Due to Q1 2014 declines in demand for tablets and 2-in-1 devices, IT research firm IDC is lowering its previous forecast for tablet shipments this year. According to the latest figures, IDC has readjusted its estimated tablet and 2-in-1 shipment forecast to 245.4 million, down from the previous 260.9 million units predicted earlier this year. The decline is being attributed to consumers holding onto their devices for longer as well as the rise of large-sized “phablet” smartphones on the market.

While the prospect of more than 245 million tablets sent to market this year is certainly nothing to sneeze at, IDC’s latest forecast represents a massive drop in expected year-over-year shipped from last year. In 2013, the company predicted a massive 51.8 percent year-over-year growth in the tablet market, but in 2014 that number fell to a modest 12.1 percent. Like the smartphone market and the laptop markets before it, it seems the tablet market is reaching its saturation point, where consumers are happy enough with their current devices that they don’t feel pressured to dig into their pocketbooks for new ones.

"Two major issues are causing the tablet market to slow down.
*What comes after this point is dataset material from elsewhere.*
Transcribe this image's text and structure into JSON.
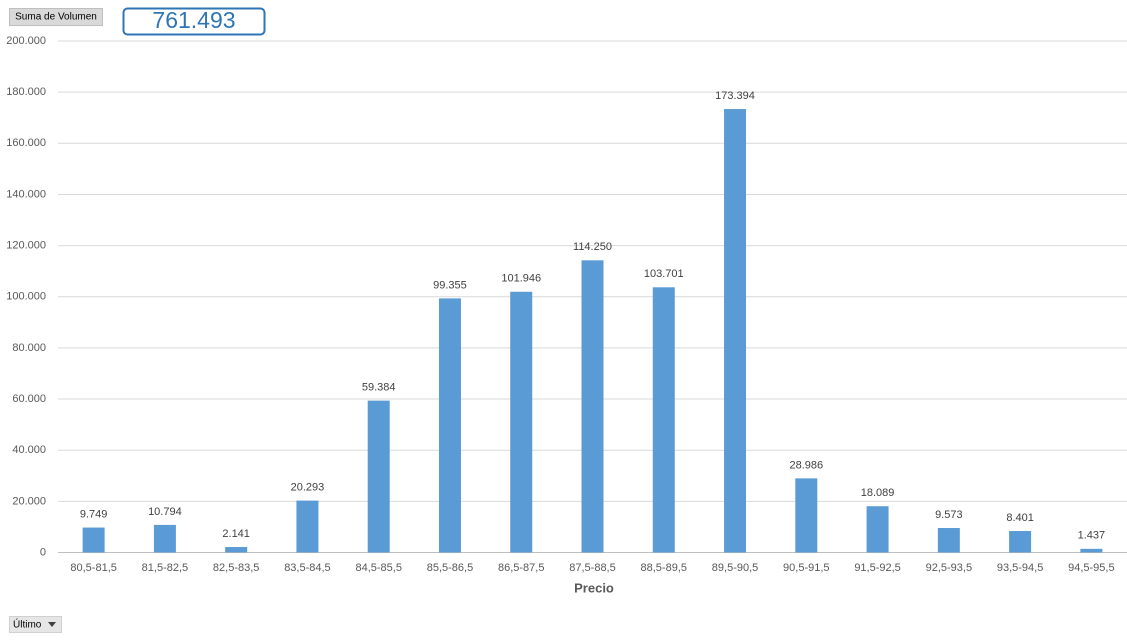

First, consumers are keeping their tablets, especially higher-cost models from major vendors, far longer than originally anticipated. And when they do buy a new one they are often passing their existing tablet off to another member of the family," said Tom Mainelli, program vice president, Devices & Displays at IDC, in a prepared statement. "Second, the rise of phablets—smartphones with 5.5-inch and larger screens—are causing many people to second-guess tablet purchases as the larger screens on these phones are often adequate for tasks once reserved for tablets."
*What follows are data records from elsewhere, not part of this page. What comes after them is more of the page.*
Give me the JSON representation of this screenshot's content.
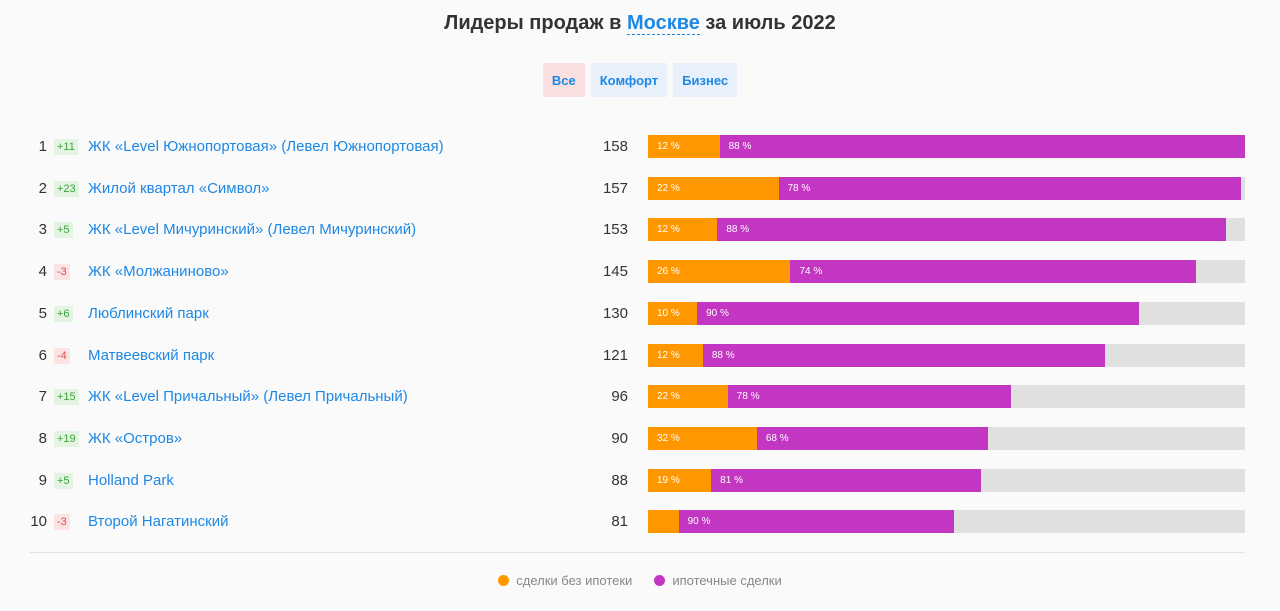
{
  "header": {
    "title_prefix": "Лидеры продаж в",
    "city": "Москве",
    "title_suffix": "за июль 2022"
  },
  "tabs": [
    {
      "label": "Все",
      "active": true
    },
    {
      "label": "Комфорт",
      "active": false
    },
    {
      "label": "Бизнес",
      "active": false
    }
  ],
  "colors": {
    "no_mortgage": "#ff9800",
    "mortgage": "#c236c2",
    "link": "#1e88e5"
  },
  "chart_data": {
    "type": "bar",
    "stacked": true,
    "orientation": "horizontal",
    "title": "Лидеры продаж в Москве за июль 2022",
    "xlim": [
      0,
      158
    ],
    "categories": [
      "ЖК «Level Южнопортовая» (Левел Южнопортовая)",
      "Жилой квартал «Символ»",
      "ЖК «Level Мичуринский» (Левел Мичуринский)",
      "ЖК «Молжаниново»",
      "Люблинский парк",
      "Матвеевский парк",
      "ЖК «Level Причальный» (Левел Причальный)",
      "ЖК «Остров»",
      "Holland Park",
      "Второй Нагатинский"
    ],
    "rows": [
      {
        "rank": "1",
        "delta": "+11",
        "name": "ЖК «Level Южнопортовая» (Левел Южнопортовая)",
        "total": "158",
        "value": 158,
        "share_a": 12,
        "share_b": 88,
        "label_a": "12 %",
        "label_b": "88 %"
      },
      {
        "rank": "2",
        "delta": "+23",
        "name": "Жилой квартал «Символ»",
        "total": "157",
        "value": 157,
        "share_a": 22,
        "share_b": 78,
        "label_a": "22 %",
        "label_b": "78 %"
      },
      {
        "rank": "3",
        "delta": "+5",
        "name": "ЖК «Level Мичуринский» (Левел Мичуринский)",
        "total": "153",
        "value": 153,
        "share_a": 12,
        "share_b": 88,
        "label_a": "12 %",
        "label_b": "88 %"
      },
      {
        "rank": "4",
        "delta": "-3",
        "name": "ЖК «Молжаниново»",
        "total": "145",
        "value": 145,
        "share_a": 26,
        "share_b": 74,
        "label_a": "26 %",
        "label_b": "74 %"
      },
      {
        "rank": "5",
        "delta": "+6",
        "name": "Люблинский парк",
        "total": "130",
        "value": 130,
        "share_a": 10,
        "share_b": 90,
        "label_a": "10 %",
        "label_b": "90 %"
      },
      {
        "rank": "6",
        "delta": "-4",
        "name": "Матвеевский парк",
        "total": "121",
        "value": 121,
        "share_a": 12,
        "share_b": 88,
        "label_a": "12 %",
        "label_b": "88 %"
      },
      {
        "rank": "7",
        "delta": "+15",
        "name": "ЖК «Level Причальный» (Левел Причальный)",
        "total": "96",
        "value": 96,
        "share_a": 22,
        "share_b": 78,
        "label_a": "22 %",
        "label_b": "78 %"
      },
      {
        "rank": "8",
        "delta": "+19",
        "name": "ЖК «Остров»",
        "total": "90",
        "value": 90,
        "share_a": 32,
        "share_b": 68,
        "label_a": "32 %",
        "label_b": "68 %"
      },
      {
        "rank": "9",
        "delta": "+5",
        "name": "Holland Park",
        "total": "88",
        "value": 88,
        "share_a": 19,
        "share_b": 81,
        "label_a": "19 %",
        "label_b": "81 %"
      },
      {
        "rank": "10",
        "delta": "-3",
        "name": "Второй Нагатинский",
        "total": "81",
        "value": 81,
        "share_a": 10,
        "share_b": 90,
        "label_a": "",
        "label_b": "90 %"
      }
    ],
    "legend": [
      {
        "label": "сделки без ипотеки",
        "color": "#ff9800"
      },
      {
        "label": "ипотечные сделки",
        "color": "#c236c2"
      }
    ]
  }
}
According to IDC, the phablet share of smartphone shipments has more than doubled this year, with an estimated 4.3 percent of phones fitting the bill for phablet status in the first quarter of 2013 up to 10.5 percent for the same period this year, meaning a whopping 30.1 million units in Q1 2014 had screens larger than 5.5 inches. With devices such as the Nokia Lumia 1520 and the recently announced LG G3 becoming the norm, it seems many customers just don’t see the value in purchasing both a smartphone and a tablet when their jumbo-sized phone can easily handle tasks previously reserved for slates.

But the news isn’t all gloom and doom: IDC expects the market will self-adjust toward larger-screen devices (we’re looking at you, Surface Pro 3) as consumers continue to crave bigger and better displays on their devices. And since larger screens normally mean larger price tags, bigger might certainly be better for both sellers and customers alike.

"The shift back toward larger screens will mark a welcome sea change for most vendors as the average selling price for these devices will remain roughly 50 percent higher than the average sub-8-inch device," said Jitesh Ubrani, research analyst, Worldwide Quarterly Tablet Tracker. "Microsoft is also expected to benefit from this shift as the share for Windows-based devices is expected to double between now and 2018."

Even if predicted shipments are decreasing, its really too soon to panic just yet—earlier this month, IDC found that major tablet manufacturers, which include Microsoft (MSFT) and Samsung, continue to gain market share despite less-than-perfect sales predictions, meaning there is still some fight left in the traditional tablet market.